Elgan speaks
...and her words thunder across the land

It’s a bust.

Tuesday, Jun. 12, 2007
10:42 p.m.
Writing group is over for the season. We’ll meet again, I know where, and I know when, but it won’t be until mid-September, which saddens me. There was a sudden downpour as we wrote, which prompted Janice to jump up and close windows. One of our exercises was to tell the story inspired by a photograph. Janice gets old books delivered to her regularly, and there are often ancient daguerreotypes between the leaves of tomes pulled from shelves of deceased seniors, little surprises that fall out from between yellowing and dog-eared pages. She saves them and uses them for occasions such as these, writing group exercises.

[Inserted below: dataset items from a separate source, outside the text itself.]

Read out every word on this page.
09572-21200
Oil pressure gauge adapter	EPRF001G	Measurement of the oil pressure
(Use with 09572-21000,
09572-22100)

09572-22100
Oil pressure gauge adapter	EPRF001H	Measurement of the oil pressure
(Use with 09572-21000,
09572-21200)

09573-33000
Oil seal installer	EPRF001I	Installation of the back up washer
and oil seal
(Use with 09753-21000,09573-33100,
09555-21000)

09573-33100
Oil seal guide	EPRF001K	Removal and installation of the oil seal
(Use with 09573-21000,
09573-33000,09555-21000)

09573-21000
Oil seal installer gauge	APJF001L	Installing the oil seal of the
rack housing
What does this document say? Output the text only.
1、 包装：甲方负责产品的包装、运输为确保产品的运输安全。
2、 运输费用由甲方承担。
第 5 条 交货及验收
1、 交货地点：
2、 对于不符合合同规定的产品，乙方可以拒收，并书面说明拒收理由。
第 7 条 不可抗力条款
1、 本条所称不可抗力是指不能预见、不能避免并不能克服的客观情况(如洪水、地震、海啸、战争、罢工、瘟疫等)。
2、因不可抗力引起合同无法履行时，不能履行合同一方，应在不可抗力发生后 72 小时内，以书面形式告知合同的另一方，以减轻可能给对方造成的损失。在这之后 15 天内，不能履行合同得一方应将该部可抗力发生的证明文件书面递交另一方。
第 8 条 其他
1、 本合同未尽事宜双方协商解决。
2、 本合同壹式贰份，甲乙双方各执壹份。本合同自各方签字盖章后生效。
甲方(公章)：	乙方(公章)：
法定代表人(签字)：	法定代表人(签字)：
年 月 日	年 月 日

My photo was of two men in suits standing on either side of a small table with a potted plant. It was very likely taken in the photographer’s studio, but I chose to invent a funeral parlour as the setting, and one of the men had in his hand a rolled up bundle of paper, which I pretended was a will. This allowed me to invent a whole story about two brothers reunited for their father’s funeral, deciding the fate of his business. It wasn’t a particularly great piece of writing, but what I noticed while I was reading it, or more like when I stopped, was how totally sucked in I was to my narrative, and I realized that my listeners were too. Interesting. Either I write well, or I have a good delivery.

In the morning I drove to the mall where I spent vast sums of money on various and sundry. The main focus of the excursion was to buy Hubby’s Father’s Day gift, the first two seasons of TraiIer Park B0ys, and to take advantage of the promotion card I’d received in the mail from my favourite cosmetics store, where I got bust cream at two for the price of one (I can hear the sniggering in the audience already), carmine lipstick for Little Princess at 40% off, two shades of eyeshadow (buy one colour, get the second free) and received a gift of my choice of bubble bath/shower gel and a loofah sponge. I also filled up my third preferred customer card and was entitled to any product free up to $90, so I opted for a $120 month-long night cream treatment, having to pay the $30 difference, but I thought I got the better of the bargain. Okay, I admit it, I spend way too much on my face (and bust).

I also bought a strapless brassiere that was on special and herbal supplements which are supposed to help me eliminate the fluid I am retaining. A lengthy conversation was had in the health-food store with the unilingual francophone man about me and my water-retention problem, and I’m pretty proud of myself for not screaming at him, “Speak English, dammit!”